Even if Mr Bramson is ultimately unsuccessful, several other large shareholders harbour doubts about whether Barclays should operate a full-scale global investment bank.
“The vote at the annual meeting was less about support for Barclays and more about Bramson not articulating anything different,” said one top 30 shareholder. “We want to see some movement on . . . the strategy around the investment bank.”
Whether Mr Staley can settle the doubts hinges on whether he can improve poor returns at the bank’s corporate and investment bank, which he must if he is to hit Barclays’ overall profitability target: a return on tangible equity of more than 9 per cent this year and 10 per cent in 2020. The figure last year was 8.5 per cent.
Excluding a one-off gain from the sale of its stake in a trading business, corporate and investment banking generated a return of roughly 7.5 per cent in the second quarter, versus 9.5 per cent in the quarter before and 9.1 per cent a year ago. That was well below its international cards and payments business — 17.9 per cent — and its UK bank with a 12.7 per cent return.
Mr Staley pointed out that returns at the CIB division had improved substantially compared with two years ago, when they were between 3 and 4 per cent.
But Mr Higgins, the new chairman, will not accept current profitability levels for long, predicts one Barclays executive. “Jes has five or six quarters to improve returns. Nigel will not let Bramson do the job; if it looks like Bramson will win, he will wield the knife,” the executive said.
Mr Staley recently increased his control of the investment bank following the ousting of Tim Throsby, a freewheeling trader who sparred with other executives over whether the bank’s profitability targets were achievable.

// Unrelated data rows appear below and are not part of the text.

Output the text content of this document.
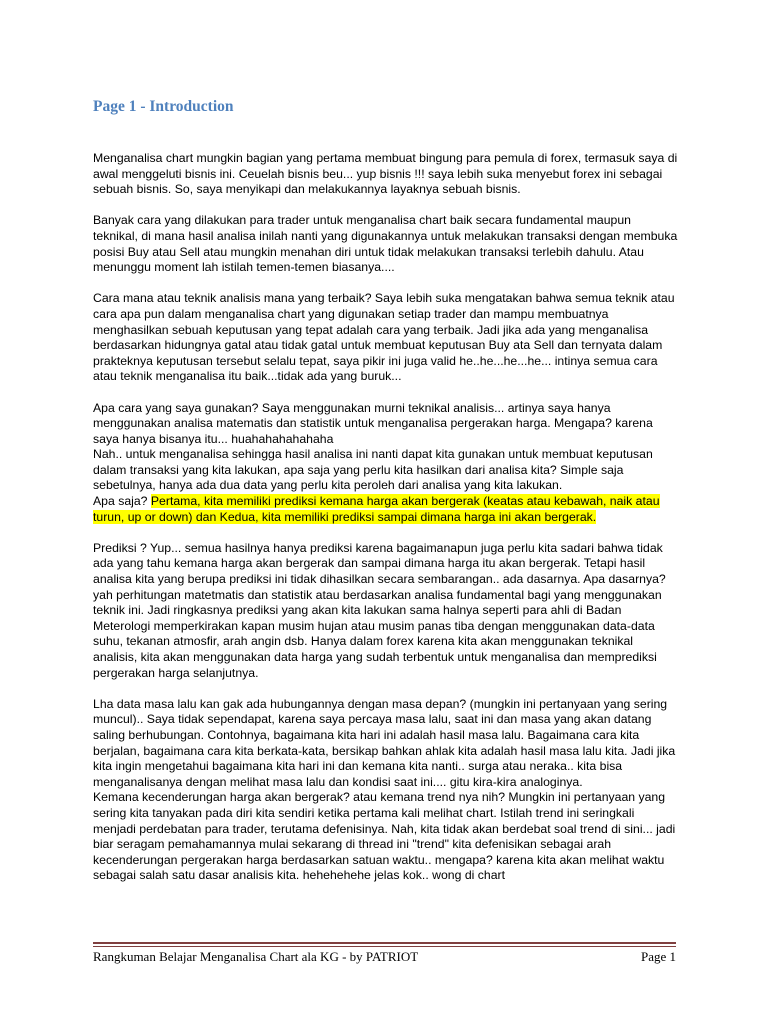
Page 1 - Introduction

Menganalisa chart mungkin bagian yang pertama membuat bingung para pemula di forex, termasuk saya di awal menggeluti bisnis ini. Ceuelah bisnis beu... yup bisnis !!! saya lebih suka menyebut forex ini sebagai sebuah bisnis. So, saya menyikapi dan melakukannya layaknya sebuah bisnis.

Banyak cara yang dilakukan para trader untuk menganalisa chart baik secara fundamental maupun teknikal, di mana hasil analisa inilah nanti yang digunakannya untuk melakukan transaksi dengan membuka posisi Buy atau Sell atau mungkin menahan diri untuk tidak melakukan transaksi terlebih dahulu. Atau menunggu moment lah istilah temen-temen biasanya....

Cara mana atau teknik analisis mana yang terbaik? Saya lebih suka mengatakan bahwa semua teknik atau cara apa pun dalam menganalisa chart yang digunakan setiap trader dan mampu membuatnya menghasilkan sebuah keputusan yang tepat adalah cara yang terbaik. Jadi jika ada yang menganalisa berdasarkan hidungnya gatal atau tidak gatal untuk membuat keputusan Buy ata Sell dan ternyata dalam prakteknya keputusan tersebut selalu tepat, saya pikir ini juga valid he..he...he...he... intinya semua cara atau teknik menganalisa itu baik...tidak ada yang buruk...

Apa cara yang saya gunakan? Saya menggunakan murni teknikal analisis... artinya saya hanya menggunakan analisa matematis dan statistik untuk menganalisa pergerakan harga. Mengapa? karena saya hanya bisanya itu... huahahahahahaha

Nah.. untuk menganalisa sehingga hasil analisa ini nanti dapat kita gunakan untuk membuat keputusan dalam transaksi yang kita lakukan, apa saja yang perlu kita hasilkan dari analisa kita? Simple saja sebetulnya, hanya ada dua data yang perlu kita peroleh dari analisa yang kita lakukan.

Apa saja? Pertama, kita memiliki prediksi kemana harga akan bergerak (keatas atau kebawah, naik atau turun, up or down) dan Kedua, kita memiliki prediksi sampai dimana harga ini akan bergerak.

Prediksi ? Yup... semua hasilnya hanya prediksi karena bagaimanapun juga perlu kita sadari bahwa tidak ada yang tahu kemana harga akan bergerak dan sampai dimana harga itu akan bergerak. Tetapi hasil analisa kita yang berupa prediksi ini tidak dihasilkan secara sembarangan.. ada dasarnya. Apa dasarnya? yah perhitungan matetmatis dan statistik atau berdasarkan analisa fundamental bagi yang menggunakan teknik ini. Jadi ringkasnya prediksi yang akan kita lakukan sama halnya seperti para ahli di Badan Meterologi memperkirakan kapan musim hujan atau musim panas tiba dengan menggunakan data-data suhu, tekanan atmosfir, arah angin dsb. Hanya dalam forex karena kita akan menggunakan teknikal analisis, kita akan menggunakan data harga yang sudah terbentuk untuk menganalisa dan memprediksi pergerakan harga selanjutnya.

Lha data masa lalu kan gak ada hubungannya dengan masa depan? (mungkin ini pertanyaan yang sering muncul).. Saya tidak sependapat, karena saya percaya masa lalu, saat ini dan masa yang akan datang saling berhubungan. Contohnya, bagaimana kita hari ini adalah hasil masa lalu. Bagaimana cara kita berjalan, bagaimana cara kita berkata-kata, bersikap bahkan ahlak kita adalah hasil masa lalu kita. Jadi jika kita ingin mengetahui bagaimana kita hari ini dan kemana kita nanti.. surga atau neraka.. kita bisa menganalisanya dengan melihat masa lalu dan kondisi saat ini.... gitu kira-kira analoginya.

Kemana kecenderungan harga akan bergerak? atau kemana trend nya nih? Mungkin ini pertanyaan yang sering kita tanyakan pada diri kita sendiri ketika pertama kali melihat chart. Istilah trend ini seringkali menjadi perdebatan para trader, terutama defenisinya. Nah, kita tidak akan berdebat soal trend di sini... jadi biar seragam pemahamannya mulai sekarang di thread ini "trend" kita defenisikan sebagai arah kecenderungan pergerakan harga berdasarkan satuan waktu.. mengapa? karena kita akan melihat waktu sebagai salah satu dasar analisis kita. hehehehehe jelas kok.. wong di chart

Rangkuman Belajar Menganalisa Chart ala KG - by PATRIOT	Page 1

Since then, Mr Staley has also exerted a tighter grip on costs, including a 23 per cent reduction in the amount the bank set aside for bonuses in the first half of this year. He insists he can be disciplined about pay without prompting an exodus of top traders, noting that attrition in its markets division is “significantly down” at a time of poor job prospects in the industry.
“It’s my belief that the talented people here recognise the importance of the profitability of the bank,” he said.